For the sake of transparency it is important to report that World Trademark Review made the editorial decision to remove a number of submissions to the survey due to highly unusual activity. At the same time as ensuring all responses are kept anonymous, the survey software does flag up duplicate entries. Although a degree of duplication is to be expected (as some organisations will have multiple active members), 43 submissions were sent from just three sources (with a staggering 29 from a single origin). In the excluded submissions, the comments were often the same or almost identical and the ratings had very little variation. As we perceived this to be a clear effort to undermine the survey and distort the results, we decided to remove these submissions.

It is unfortunate that a small number of respondents sought to swing the results, but overall member sentiment towards the IACC appears to be supportive. Most who voiced concern at certain elements of its activities or management appeared to do so in the hopes that things will improve or change. “The IACC needs to mature as an organisation more quickly,” said one respondent, with another saying it “should decide as to whether it will act on behalf of right holders in the United States” or “on behalf of all rights holders in the world”.

It appears, then, that the IACC is currently at a crossroads. It was set up in 1978 primarily to advocate for specific anti-counterfeiting legislation in the United States. It has spent much of its time in the decades since helping to lobby the US government – at both the federal and state level – to implement laws that help rights holders fight against the scourge of fakes. In many respects its original mission is complete. While numerous respondents to the survey complimented the IACC for how it has adapted to the challenges of tackling fakes sold on the internet, others voiced concern that its physical activities and advocacy efforts remain too US-focused.

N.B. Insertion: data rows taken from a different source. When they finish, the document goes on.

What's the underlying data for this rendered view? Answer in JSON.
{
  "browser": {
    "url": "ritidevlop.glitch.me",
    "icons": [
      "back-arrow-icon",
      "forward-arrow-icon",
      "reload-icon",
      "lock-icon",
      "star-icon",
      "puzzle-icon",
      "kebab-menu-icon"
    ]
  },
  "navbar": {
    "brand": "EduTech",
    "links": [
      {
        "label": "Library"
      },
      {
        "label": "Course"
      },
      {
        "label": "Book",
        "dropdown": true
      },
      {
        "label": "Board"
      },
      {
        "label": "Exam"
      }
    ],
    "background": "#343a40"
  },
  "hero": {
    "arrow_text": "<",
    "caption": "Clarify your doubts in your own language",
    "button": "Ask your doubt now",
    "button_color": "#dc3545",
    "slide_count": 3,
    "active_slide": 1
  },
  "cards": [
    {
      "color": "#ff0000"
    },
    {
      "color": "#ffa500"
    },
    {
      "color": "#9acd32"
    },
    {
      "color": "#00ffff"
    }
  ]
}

What is clearly key is an open and honest dialogue between the membership body and senior management to figure out a clear long-term strategy for the future. This survey provides an indication of what members think this should be: a renewed focus on advocacy, public outreach, consumer education, and effecting change in legislation around the world. But to achieve this, the most pervasive ongoing concerns that members have must be addressed, especially around transparency and internal practices. To forge a successful way forward, the IACC must ensure the path ahead is clear, open and inclusive – and find a way to bridge the divide between agreeing and dissenting voices.

The IACC was asked if they wanted to supply reaction to the survey results, but they declined.